I like the case, but they tape a letter on the top that, when removed, you can still see the marks left by the tape. I haven’t hit this with goo cleaner since it is going under my desk, but it did detract from the overall look of the unit. The letter contained a welcome note and some stickers, as well as a little cut-out dude called the “Desktop Sentinel” and named “M3lvin”. Not quite sure what that is, and a quick Google search turned up nothing.

Wild Dog Pro Letter

Of course, the first thing I did was open it up. The case is nice, although I’ve grown used to captive screws to remove side panels and was surprised when the two I took off came completely off. The system is well laid out inside with room for expansion (I wanted to put in a backup SATA drive to go with the SSD).

Wild Dog Pro Right

Wild Dog Pro Left

I can’t tell you much about the performance. It seems plenty fast, and I downloaded the test suites from Phoronix but just didn’t have the hours to run them for benchmarks. While it ships with Ubuntu 15.10, I’m a Linuxmint guy so I immediately went to install Mint on the machine.

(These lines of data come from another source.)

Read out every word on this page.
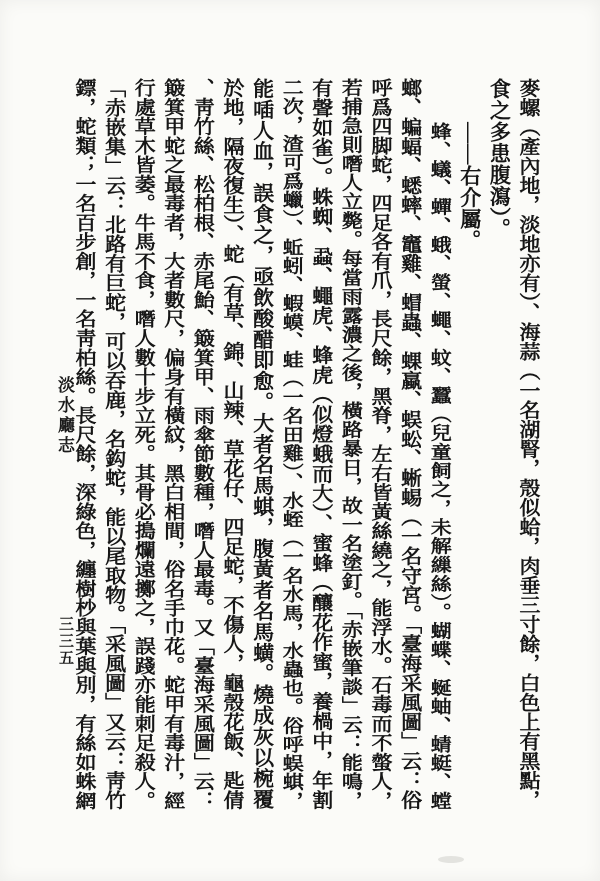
淡水廳志
三三五	麥螺（產內地，淡地亦有）、海蒜（一名湖腎，殼似蛤，肉垂三寸餘，白色上有黑點，
食之多患腹瀉）。
——右介屬。
蜂、蟻、蟬、蛾、螢、蠅、蚊、蠶（兒童飼之，未解繅絲）。蝴蝶、蜒蚰、蜻蜓、螳
螂、蝙蝠、蟋蟀、竈雞、蝐蟲、蜾蠃、蜈蚣、蜥蜴（一名守宮。「臺海采風圖」云：俗
呼爲四脚蛇，四足各有爪，長尺餘，黑脊，左右皆黃絲繞之，能浮水。石毒而不螫人，
若捕急則噆人立斃。每當雨露濃之後，橫路暴日，故一名塗釘。「赤嵌筆談」云：能鳴，
有聲如雀）。蛛蜘、蝨、蠅虎、蜂虎（似燈蛾而大）、蜜蜂（釀花作蜜，養楇中，年割
二次，渣可爲蠟）、蚯蚓、蝦蟆、蛙（一名田雞）、水蛭（一名水馬，水蟲也。俗呼蜈蜞，
能喢人血，誤食之，亟飲酸醋即愈。大者名馬蜞，腹黃者名馬蟥。燒成灰以椀覆
於地，隔夜復生）、蛇（有草、錦、山辣、草花仔、四足蛇，不傷人，龜殼花飯、匙倩
、靑竹絲、松柏根、赤尾鮐、簸箕甲、雨傘節數種，噆人最毒。又「臺海采風圖」云：
簸箕甲蛇之最毒者，大者數尺，偏身有橫紋，黑白相間，俗名手巾花。蛇甲有毒汁，經
行處草木皆萎。牛馬不食，噆人數十步立死。其骨必搗爛遠擲之，誤踐亦能刺足殺人。
「赤嵌集」云：北路有巨蛇，可以吞鹿，名鈎蛇，能以尾取物。「采風圖」又云：靑竹
鏢，蛇類；一名百步創，一名靑柏絲。長尺餘，深綠色，纏樹杪與葉與別，有絲如蛛網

This was harder than I thought it would be. I could not get the BIOS to boot off of the USB stick no matter what I tried (it saw the stick in the boot menu but wouldn’t boot to it). I ended up burning the image to DVD and, while slower, worked fine.

Then it dawned on me that they probably shipped with Ubuntu 15.10 because it has one of those fancy “Skylake” processors which benefits from later kernels. Luckily I had run into this with my Dell laptop, so I installed gcc-4.9 and the 4.4 kernel and everything worked but the wireless card. Turns out you need to install the latest ndiswrapper and you’ll be good to go.

Needless to say I’m eager for Mint 18 to come out with support for the later kernels.

Overall, I’m happy with my purchase. There is room for improvement on the speed of producing it and shipping it out, but my decision to use Mint was totally on me. I look forward to getting many hours of use out of this machine.